Começou a governar a Província no ano de mil quinhentos e setenta e oito, e o continuou por obra de sete anos com muita prudência e inteireza, temperando-a com sua natural brandura e benignidade, sendo em todo aquele tempo o que sempre fora, na oração e familiaridade com Deus, e no tratamento de sua pessoa mui exemplar, e nada pesado aos súditos, antes a todos um vivo retrato de virtudes, de modo que, calando, parece que dizia o que São Paulo escreve aos filipenses, capítulo quarto, que fizessem o que dele aprenderam, por obra e por palavra, quae didicistis et accepistis et vidistis in me haec agite. Então se mostrava com todos mais fácil e humano, de modo que folgavam de se confessar com ele os de casa, antes que com seus confessores ordinários. Nas viagens que fazia por mar, vigiava toda a noite, para que os outros dormissem descansados, e quase todo esse tempo gastava em contínua oração. Caminhando por terra sempre conservou seu antigo costume de andar a pé e descalço, com o bordão na mão.

Mansidão[editar]

Tinha singular graça e modo para temperar discorde, e consolar afligidos, e desassombrar tentados, mas o que ele muito se enxergava, era uma contínua paz e mansidão, enquanto se queriam ajudar aqueles com que tratava.

Acho nos testemunhos dos nossos padres, dois passos em que ensinou de palavra esta virtude, que em seu peito tinha mui altas raízes. O primeiro é este: ouviu contar que dizia um padre que não havia o superior de passar por falta de súdito, sem a emendar com aviso, repreensão ou penitência. Louvou o Padre José o dito, e acrescentou: “e eu digo que não há de haver falta, no súdito, que o superior a não chore duas a três vezes primeiro, diante de Deus, que lhe falte nela”.
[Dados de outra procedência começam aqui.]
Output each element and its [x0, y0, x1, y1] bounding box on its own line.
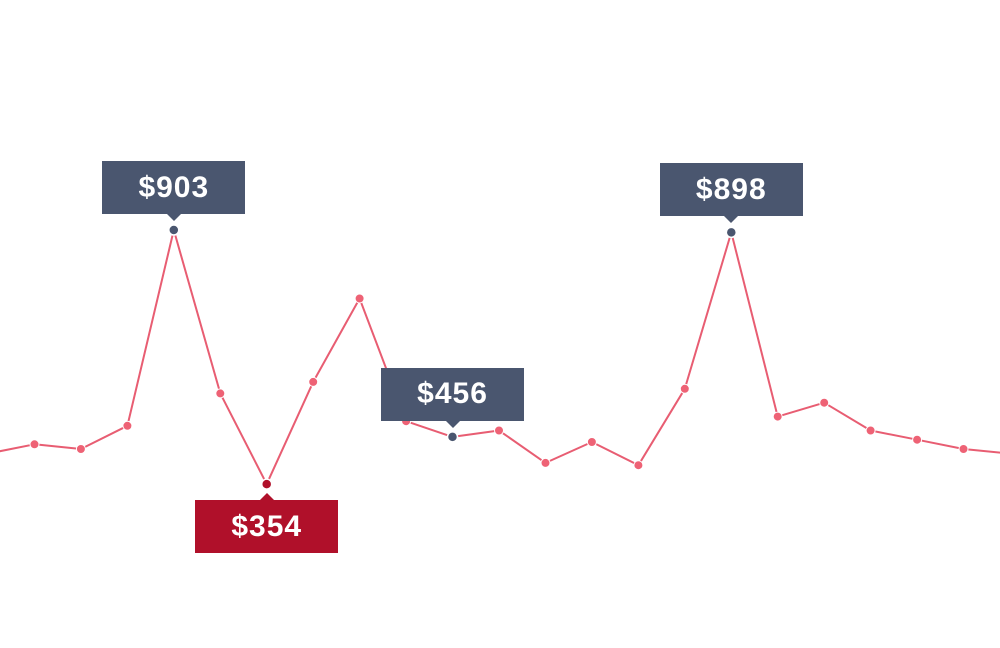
- value-tooltip: $354: [195, 493, 339, 554]
- data-point[interactable]: [494, 425, 504, 436]
- highlighted-data-point[interactable]: [260, 478, 273, 490]
- value-tooltip: $898: [659, 163, 803, 224]
- data-point[interactable]: [819, 397, 830, 408]
- data-point[interactable]: [679, 383, 690, 394]
- tooltip-pointer: [724, 216, 739, 224]
- data-point[interactable]: [215, 388, 226, 399]
- data-point[interactable]: [586, 437, 597, 447]
- series-line: [0, 229, 1000, 486]
- data-point[interactable]: [958, 444, 969, 454]
- tooltip-value-label: $456: [417, 377, 488, 411]
- highlighted-data-point[interactable]: [168, 224, 180, 236]
- data-point[interactable]: [633, 460, 644, 471]
- data-point[interactable]: [122, 420, 133, 431]
- data-point[interactable]: [540, 457, 551, 468]
- data-point[interactable]: [865, 425, 876, 436]
- tooltip-value-label: $898: [695, 172, 767, 206]
- data-point[interactable]: [308, 376, 319, 387]
- tooltip-value-label: $354: [231, 509, 303, 543]
- highlighted-data-point[interactable]: [446, 431, 459, 443]
- data-points: [29, 224, 969, 490]
- tooltip-pointer: [166, 214, 181, 222]
- tooltip-pointer: [259, 493, 274, 501]
- tooltip-value-label: $903: [138, 170, 210, 204]
- tooltip-pointer: [445, 420, 460, 428]
- value-tooltip: $456: [381, 367, 525, 428]
- data-point[interactable]: [912, 434, 923, 445]
- value-tooltip: $903: [102, 161, 246, 222]
- data-point[interactable]: [772, 411, 783, 422]
- data-point[interactable]: [75, 444, 86, 454]
- highlighted-data-point[interactable]: [725, 226, 738, 239]
- data-point[interactable]: [29, 439, 40, 450]
- data-point[interactable]: [354, 293, 365, 304]
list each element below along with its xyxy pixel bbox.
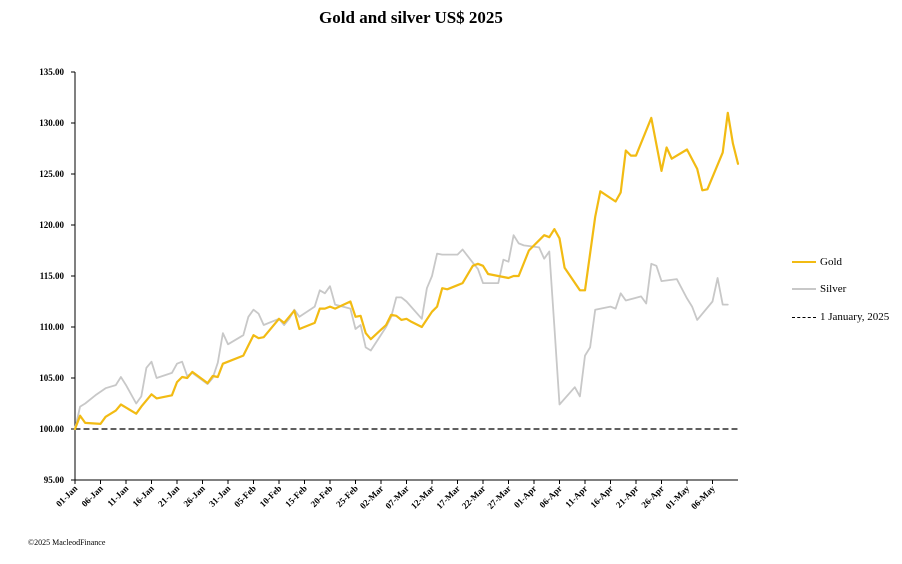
x-tick-label: 06-Jan bbox=[79, 483, 104, 508]
x-tick-label: 01-Apr bbox=[512, 483, 539, 510]
chart-title: Gold and silver US$ 2025 bbox=[319, 8, 503, 27]
x-tick-label: 10-Feb bbox=[258, 483, 284, 509]
series-lines bbox=[73, 111, 740, 431]
x-axis: 01-Jan 06-Jan 11-Jan 16-Jan 21-Jan 26-Jan 31-J… bbox=[54, 479, 738, 511]
x-tick-label: 07-Mar bbox=[383, 483, 411, 511]
y-tick-label: 105.00 bbox=[39, 373, 64, 383]
y-tick-label: 95.00 bbox=[44, 475, 65, 485]
x-tick-label: 31-Jan bbox=[207, 483, 232, 508]
x-tick-label: 01-May bbox=[663, 483, 691, 511]
legend-item-gold: Gold bbox=[792, 256, 842, 268]
x-tick-label: 11-Jan bbox=[105, 483, 130, 508]
x-tick-label: 06-May bbox=[689, 483, 717, 511]
legend-label-baseline: 1 January, 2025 bbox=[820, 311, 890, 323]
x-tick-label: 06-Apr bbox=[537, 483, 564, 510]
x-tick-label: 21-Jan bbox=[156, 483, 181, 508]
x-tick-label: 05-Feb bbox=[232, 483, 258, 509]
x-tick-label: 02-Mar bbox=[358, 483, 386, 511]
y-tick-label: 115.00 bbox=[40, 271, 65, 281]
x-tick-label: 26-Jan bbox=[181, 483, 206, 508]
x-tick-label: 25-Feb bbox=[334, 483, 360, 509]
legend-swatch-gold bbox=[792, 261, 816, 263]
legend-swatch-silver bbox=[792, 288, 816, 290]
x-tick-label: 16-Jan bbox=[130, 483, 155, 508]
series-line-silver bbox=[74, 234, 729, 430]
x-tick-label: 12-Mar bbox=[409, 483, 437, 511]
y-axis: 95.00 100.00 105.00 110.00 115.00 120.00 125.0… bbox=[39, 67, 76, 485]
y-tick-label: 110.00 bbox=[40, 322, 65, 332]
y-tick-label: 100.00 bbox=[39, 424, 64, 434]
x-tick-label: 22-Mar bbox=[460, 483, 488, 511]
legend-swatch-baseline bbox=[792, 316, 816, 318]
x-tick-label: 20-Feb bbox=[309, 483, 335, 509]
x-tick-label: 01-Jan bbox=[54, 483, 79, 508]
legend-label-silver: Silver bbox=[820, 283, 847, 295]
y-tick-label: 130.00 bbox=[39, 118, 64, 128]
x-tick-label: 26-Apr bbox=[639, 483, 666, 510]
legend-item-silver: Silver bbox=[792, 283, 846, 295]
series-line-gold bbox=[73, 111, 740, 431]
y-tick-label: 135.00 bbox=[39, 67, 64, 77]
x-tick-label: 21-Apr bbox=[614, 483, 641, 510]
x-tick-label: 27-Mar bbox=[485, 483, 513, 511]
x-tick-label: 17-Mar bbox=[434, 483, 462, 511]
y-tick-label: 125.00 bbox=[39, 169, 64, 179]
x-tick-label: 16-Apr bbox=[588, 483, 615, 510]
legend-item-baseline: 1 January, 2025 bbox=[792, 311, 889, 323]
x-tick-label: 11-Apr bbox=[563, 483, 589, 509]
copyright-footer: ©2025 MacleodFinance bbox=[28, 538, 106, 547]
legend-label-gold: Gold bbox=[820, 256, 842, 268]
y-tick-label: 120.00 bbox=[39, 220, 64, 230]
x-tick-label: 15-Feb bbox=[283, 483, 309, 509]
Segundo passo: perguntou o Padre José, sendo provincial, porque se houvera asperamente com um súdito. Respondeu: “quem me deu o ofício de ministro, me instruiu que não deixasse passar ocasião, em que pudesse exercitar os súditos em paciência, que o não fizesse”.

A que o Padre José, acudiu dizendo:

“Pois eu in nomine Domini, vos dispo agora esse hábito de rigor e vos visto outro de mansidão, com que nunca deis ocasião a nenhum súdito de impaciência, senão de todo amor e afabilidade”.

O padre que era ministro prometeu de o cumprir e assim o fez e faz hoje em dia, e conta isto que passou com o Padre José. E foi este o Padre Afonso Gonçalves.